According to Revel, fancy food and fancy food descriptions fail as a source of memory and cover up the real source of flavor in commonplace food traditions.

But the difficulty when one  explores the past (and even the present) lies in appreciating the difference between silent cuisine and cuisine that talks too much, between cuisine that exists on the plate and the one that exists only in gastronomical chronicles. Or else, to state the matter in a different way, the difficulty lies in discovering, behind the verbal facade of fancy cuisines, the popular, anonymous, peasant or “bourgeois” cuisine, made up of tricks and little secrets that only evolve very slowly, in silence, and that no individual in particular has invented.

Revel thinks the traditions of family cooking are necessary for culinary innovation. It is where much of the real work is done, not in the palaces of fine cuisine. But Revel’s useful history, Culture and Cuisine, was written in 1979, well before the Internet, popular food science, the Food Channel, and celebrity chefs made cooking expertise more widely available, thus influencing “bourgeois” cuisine. I doubt family cooking still plays the essential role Revel assigns it. The lines of influence for home cooks no longer runs exclusively through family traditions and friends sharing recipes.

More importantly, surely contemporary influential chefs such as Grant Achatz, Ferran Adrià, and Thomas Keller are doing more than creating verbal facades. Creativity in the kitchen has been exploding over the past 40 years (and perhaps will regain its momentum after Covid19). Fancy food is sometimes vacuous, as in the above description of the cheeseburger. But when done with conviction and genuine creativity, it stimulates the imagination—and without imagination, flavor is a feeble thing.

And so we return to the problem of describing unfamiliar flavor experiences. Any conventional vocabulary will fail to describe these experiences if they are genuinely new.
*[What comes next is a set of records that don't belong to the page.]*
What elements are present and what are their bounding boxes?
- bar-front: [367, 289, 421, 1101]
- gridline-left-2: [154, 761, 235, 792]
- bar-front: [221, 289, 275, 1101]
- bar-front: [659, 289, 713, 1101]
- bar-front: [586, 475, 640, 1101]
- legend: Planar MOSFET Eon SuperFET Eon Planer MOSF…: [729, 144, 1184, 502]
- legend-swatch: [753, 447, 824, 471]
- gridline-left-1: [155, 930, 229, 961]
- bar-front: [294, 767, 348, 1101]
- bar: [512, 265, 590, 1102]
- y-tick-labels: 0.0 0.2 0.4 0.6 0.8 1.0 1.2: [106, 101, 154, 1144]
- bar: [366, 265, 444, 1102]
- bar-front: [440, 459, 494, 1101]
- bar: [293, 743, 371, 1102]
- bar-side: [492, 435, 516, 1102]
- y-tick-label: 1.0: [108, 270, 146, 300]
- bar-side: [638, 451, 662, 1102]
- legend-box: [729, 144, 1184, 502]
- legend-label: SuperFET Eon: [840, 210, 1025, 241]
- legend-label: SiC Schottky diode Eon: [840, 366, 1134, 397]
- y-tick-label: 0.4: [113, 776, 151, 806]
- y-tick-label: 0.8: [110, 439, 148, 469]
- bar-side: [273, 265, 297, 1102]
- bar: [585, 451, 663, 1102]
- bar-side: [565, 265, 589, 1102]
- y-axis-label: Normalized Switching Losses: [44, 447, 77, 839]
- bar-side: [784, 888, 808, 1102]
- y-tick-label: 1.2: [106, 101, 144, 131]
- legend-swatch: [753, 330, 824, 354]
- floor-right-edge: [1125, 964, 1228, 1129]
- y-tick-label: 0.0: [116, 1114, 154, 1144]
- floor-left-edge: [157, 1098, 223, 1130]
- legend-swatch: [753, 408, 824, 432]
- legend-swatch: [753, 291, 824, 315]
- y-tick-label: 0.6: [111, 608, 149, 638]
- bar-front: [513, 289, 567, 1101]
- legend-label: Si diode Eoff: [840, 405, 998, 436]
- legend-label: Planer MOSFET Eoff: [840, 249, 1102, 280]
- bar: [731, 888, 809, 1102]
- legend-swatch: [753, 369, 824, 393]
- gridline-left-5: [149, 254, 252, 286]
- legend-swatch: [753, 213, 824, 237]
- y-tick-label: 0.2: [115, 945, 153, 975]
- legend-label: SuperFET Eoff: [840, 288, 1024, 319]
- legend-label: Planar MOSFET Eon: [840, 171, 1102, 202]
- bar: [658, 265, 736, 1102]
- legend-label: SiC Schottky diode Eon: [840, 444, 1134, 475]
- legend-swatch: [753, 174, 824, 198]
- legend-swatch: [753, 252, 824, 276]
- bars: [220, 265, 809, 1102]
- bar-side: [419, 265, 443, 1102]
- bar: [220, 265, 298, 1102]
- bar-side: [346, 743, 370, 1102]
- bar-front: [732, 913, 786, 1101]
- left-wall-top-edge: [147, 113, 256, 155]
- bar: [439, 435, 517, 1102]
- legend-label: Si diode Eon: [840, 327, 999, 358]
Habitual ways of speaking do not contain all the patterns we need when new objects are encountered. Thus, the imagination must shape existing concepts to match new sensory data. Much creative cuisine aims at this tension between our concept of what something is and a sensual experience that doesn’t quite fit a traditional category—for example, ravioli that melts in the mouth or foie gras that looks like an orange. These moments of uncertainty and surprise are part of the aesthetic experience. Words fail as representations or accurate descriptions, but words do more than represent—they move the heart and cause the mind to take flight.

Verbal calisthenics and representational license are not peculiar to fancy food. They are common in describing art. Musical passages bear little resemblance to an ocean. Yet by naming his symphonic tone poem La Mer, Debussy focuses our attention on the swelling and swaying of its musical passages and the glittering splashes of tone colors that call to mind the play of light on water. Dizzy Gillespie’s A Night in Tunisia has little to do with Arabic music or culture and was written in New York. But the title focuses our attention on the feeling of mystery induced by the harmonic tension in the chord structure and melody. The verbal descriptions help make sense of what we are hearing even though they are not literally true.

The goal is not to describe but to imagine. How else can this be accomplished except through the verbal flights of fancy in which a sandwich becomes a Napoleon? Perhaps this dish didn’t live up to its billing, but it inspires me to make a version of it to find out.